Today, we must not forget to see Valentine’s Day as a commemoration of the life of the patron saint of love, young people and happy marriages. It was on the 14th of February that the crimson hue transforms from symbolizing earthly passion to representing martyrdom as the greatest form of love. Red became neither just a color of bravery nor sensuality, but sainthood and living by the example of Christ.

Valentine’s Day is not only a reminder to manifest love through lavish presents, fine dining and romantic poetry, but also to relish the gift of family and close friends.

V-Day is not about lust and sex, motels and condoms, as the rather hopelessly dense-brained Esperanza Cabral thought of it when she started practice of distributing condoms every V-day when she was health chief. V-Day is not a day for sex education, but moral education. The state makes a self-serving move when it distributes condoms for free to young people and when it requires mandatory sex education in the curriculum. It is self-serving because the state is giving itself the excuse to use taxpayers’ money to buy the condoms (overpriced and laden with kickbacks) and burden the curriculum with subjects that would require instructionals and textbooks (also overpriced and laden with kickbacks).

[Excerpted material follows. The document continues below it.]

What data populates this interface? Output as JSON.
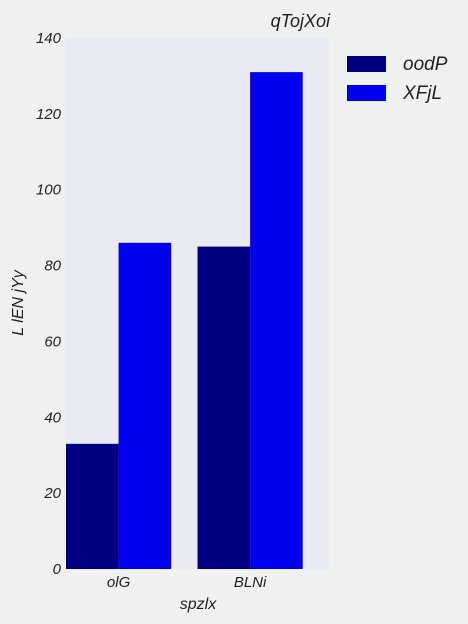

To be sure, sex education of the young should be left to their parents. The state says parents are too embarrassed or awkward to discuss sensitive matters about sex with their kids. But does the state have the proper moral sensitivity–and moral formation–to discuss them? If one goes by the poor record of the public education system, with its record of incompetence and corruption, then the state should contracept itself to extinction.

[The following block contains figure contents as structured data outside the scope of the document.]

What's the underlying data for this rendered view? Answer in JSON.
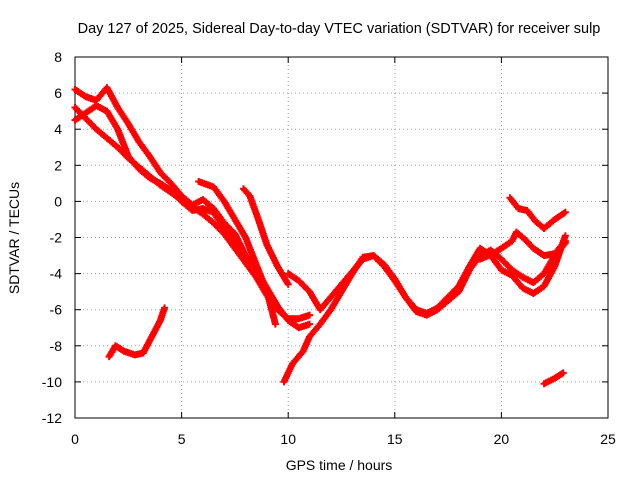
{
  "chart_data": {
    "type": "scatter",
    "title": "Day 127 of 2025, Sidereal Day-to-day VTEC variation (SDTVAR) for receiver sulp",
    "xlabel": "GPS time / hours",
    "ylabel": "SDTVAR / TECUs",
    "xlim": [
      0,
      25
    ],
    "ylim": [
      -12,
      8
    ],
    "xticks": [
      0,
      5,
      10,
      15,
      20,
      25
    ],
    "yticks": [
      -12,
      -10,
      -8,
      -6,
      -4,
      -2,
      0,
      2,
      4,
      6,
      8
    ],
    "xtick_labels": [
      "0",
      "5",
      "10",
      "15",
      "20",
      "25"
    ],
    "ytick_labels": [
      "-12",
      "-10",
      "-8",
      "-6",
      "-4",
      "-2",
      "0",
      "2",
      "4",
      "6",
      "8"
    ],
    "grid": true,
    "marker": "plus",
    "color": "#ff0000",
    "series": [
      {
        "name": "track-1",
        "points": [
          [
            0.0,
            5.2
          ],
          [
            0.5,
            4.6
          ],
          [
            1.0,
            4.0
          ],
          [
            1.5,
            3.5
          ],
          [
            2.0,
            3.0
          ],
          [
            2.5,
            2.4
          ],
          [
            3.0,
            1.9
          ],
          [
            3.5,
            1.4
          ],
          [
            4.0,
            0.9
          ],
          [
            4.5,
            0.5
          ],
          [
            5.0,
            0.1
          ],
          [
            5.5,
            -0.3
          ],
          [
            6.0,
            -0.7
          ],
          [
            6.5,
            -1.2
          ],
          [
            7.0,
            -1.8
          ],
          [
            7.5,
            -2.6
          ],
          [
            8.0,
            -3.4
          ],
          [
            8.5,
            -4.2
          ],
          [
            9.0,
            -5.2
          ],
          [
            9.5,
            -6.0
          ],
          [
            10.0,
            -6.5
          ],
          [
            10.5,
            -6.5
          ],
          [
            11.0,
            -6.3
          ]
        ]
      },
      {
        "name": "track-2",
        "points": [
          [
            0.0,
            4.5
          ],
          [
            0.5,
            4.9
          ],
          [
            1.0,
            5.3
          ],
          [
            1.5,
            5.0
          ],
          [
            2.0,
            4.0
          ],
          [
            2.5,
            2.5
          ],
          [
            3.0,
            1.8
          ],
          [
            3.5,
            1.3
          ],
          [
            4.0,
            1.0
          ],
          [
            4.5,
            0.6
          ],
          [
            5.0,
            0.0
          ],
          [
            5.5,
            -0.5
          ],
          [
            6.0,
            -0.4
          ],
          [
            6.5,
            -0.6
          ],
          [
            7.0,
            -1.5
          ],
          [
            7.5,
            -2.3
          ],
          [
            8.0,
            -3.0
          ]
        ]
      },
      {
        "name": "track-3",
        "points": [
          [
            0.0,
            6.2
          ],
          [
            0.5,
            5.8
          ],
          [
            1.0,
            5.6
          ],
          [
            1.5,
            6.3
          ],
          [
            2.0,
            5.2
          ],
          [
            2.5,
            4.3
          ],
          [
            3.0,
            3.3
          ],
          [
            3.5,
            2.5
          ],
          [
            4.0,
            1.6
          ],
          [
            4.5,
            1.0
          ],
          [
            5.0,
            0.3
          ],
          [
            5.5,
            -0.2
          ],
          [
            6.0,
            0.1
          ],
          [
            6.5,
            -0.4
          ],
          [
            7.0,
            -1.2
          ],
          [
            7.5,
            -1.8
          ],
          [
            8.0,
            -3.0
          ],
          [
            8.5,
            -3.8
          ],
          [
            9.0,
            -4.8
          ],
          [
            9.5,
            -5.8
          ],
          [
            10.0,
            -6.6
          ],
          [
            10.5,
            -7.0
          ],
          [
            11.0,
            -6.8
          ]
        ]
      },
      {
        "name": "track-4",
        "points": [
          [
            5.8,
            1.1
          ],
          [
            6.5,
            0.8
          ],
          [
            7.0,
            0.0
          ],
          [
            7.5,
            -1.0
          ],
          [
            8.0,
            -2.0
          ],
          [
            8.5,
            -3.5
          ],
          [
            9.0,
            -5.0
          ],
          [
            9.4,
            -6.8
          ]
        ]
      },
      {
        "name": "track-5",
        "points": [
          [
            7.9,
            0.7
          ],
          [
            8.2,
            0.3
          ],
          [
            8.6,
            -1.0
          ],
          [
            9.0,
            -2.4
          ],
          [
            9.5,
            -3.6
          ],
          [
            10.0,
            -4.6
          ]
        ]
      },
      {
        "name": "track-6",
        "points": [
          [
            9.8,
            -10.0
          ],
          [
            10.2,
            -9.0
          ],
          [
            10.7,
            -8.3
          ],
          [
            11.0,
            -7.5
          ],
          [
            11.5,
            -6.8
          ],
          [
            12.0,
            -6.0
          ],
          [
            12.5,
            -5.0
          ],
          [
            13.0,
            -4.0
          ],
          [
            13.5,
            -3.1
          ],
          [
            14.0,
            -3.0
          ],
          [
            14.5,
            -3.6
          ],
          [
            15.0,
            -4.4
          ],
          [
            15.5,
            -5.3
          ],
          [
            16.0,
            -6.0
          ],
          [
            16.5,
            -6.2
          ],
          [
            17.0,
            -5.9
          ],
          [
            17.5,
            -5.3
          ],
          [
            18.0,
            -4.7
          ],
          [
            18.5,
            -3.6
          ],
          [
            19.0,
            -2.6
          ],
          [
            19.5,
            -3.0
          ],
          [
            20.0,
            -3.8
          ],
          [
            20.5,
            -4.1
          ],
          [
            21.0,
            -4.8
          ],
          [
            21.5,
            -5.1
          ],
          [
            22.0,
            -4.7
          ],
          [
            22.5,
            -3.6
          ],
          [
            23.0,
            -1.9
          ]
        ]
      },
      {
        "name": "track-7",
        "points": [
          [
            10.0,
            -4.0
          ],
          [
            10.5,
            -4.4
          ],
          [
            11.0,
            -5.0
          ],
          [
            11.5,
            -6.0
          ],
          [
            12.0,
            -5.3
          ],
          [
            12.5,
            -4.6
          ],
          [
            13.0,
            -3.9
          ],
          [
            13.5,
            -3.2
          ],
          [
            14.0,
            -3.0
          ],
          [
            14.5,
            -3.5
          ],
          [
            15.0,
            -4.3
          ],
          [
            15.5,
            -5.3
          ],
          [
            16.0,
            -6.1
          ],
          [
            16.5,
            -6.3
          ],
          [
            17.0,
            -6.0
          ],
          [
            17.5,
            -5.5
          ],
          [
            18.0,
            -5.0
          ],
          [
            18.5,
            -3.8
          ],
          [
            19.0,
            -3.0
          ],
          [
            19.5,
            -2.7
          ],
          [
            20.0,
            -3.2
          ],
          [
            20.5,
            -3.8
          ],
          [
            21.0,
            -4.2
          ],
          [
            21.5,
            -4.5
          ],
          [
            22.0,
            -4.0
          ],
          [
            22.5,
            -3.0
          ],
          [
            23.0,
            -2.3
          ]
        ]
      },
      {
        "name": "track-8",
        "points": [
          [
            19.0,
            -3.2
          ],
          [
            19.6,
            -2.9
          ],
          [
            20.0,
            -2.6
          ],
          [
            20.5,
            -2.2
          ],
          [
            20.7,
            -1.7
          ],
          [
            21.1,
            -2.1
          ],
          [
            21.5,
            -2.6
          ],
          [
            22.0,
            -3.0
          ],
          [
            22.5,
            -2.9
          ],
          [
            23.0,
            -2.2
          ]
        ]
      },
      {
        "name": "track-9",
        "points": [
          [
            20.4,
            0.2
          ],
          [
            20.8,
            -0.4
          ],
          [
            21.2,
            -0.5
          ],
          [
            21.6,
            -1.1
          ],
          [
            22.0,
            -1.5
          ],
          [
            22.5,
            -1.0
          ],
          [
            23.0,
            -0.6
          ]
        ]
      },
      {
        "name": "track-10",
        "points": [
          [
            1.6,
            -8.6
          ],
          [
            1.9,
            -8.0
          ],
          [
            2.3,
            -8.3
          ],
          [
            2.8,
            -8.5
          ],
          [
            3.2,
            -8.4
          ],
          [
            3.6,
            -7.5
          ],
          [
            4.0,
            -6.6
          ],
          [
            4.2,
            -5.9
          ]
        ]
      },
      {
        "name": "track-11",
        "points": [
          [
            22.0,
            -10.1
          ],
          [
            22.5,
            -9.8
          ],
          [
            22.9,
            -9.5
          ]
        ]
      }
    ]
  }
}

The Catholic Church is pro-life and pro-family. It is only fitting that as a moral institution, the Church fights forces condoning premarital sex and sexual promiscuity, distributing condoms, contraceptives and even abortifacients, disregarding parents in the sexual rearing of their kids (a form of social engineering much like Plato’s Republic), carrying out extra-judicial killings, and attempting to restore the death penalty. Such acts come from the forces of death. Such acts cultivate the culture of death. In the face of all this, the Church upholds life, family and love.

True love requires us to make sacrifices. In this case, we are summoned to embody the virtues of purity and chastity. Under the veil and beauty of the sacrament so loved by St. Valentine, let us be blessed by the true grace of martyrdom as citizens of a nation that must provide charity and compassion to those in need, especially the poor victims of genocidal drug wars and draconian social engineering.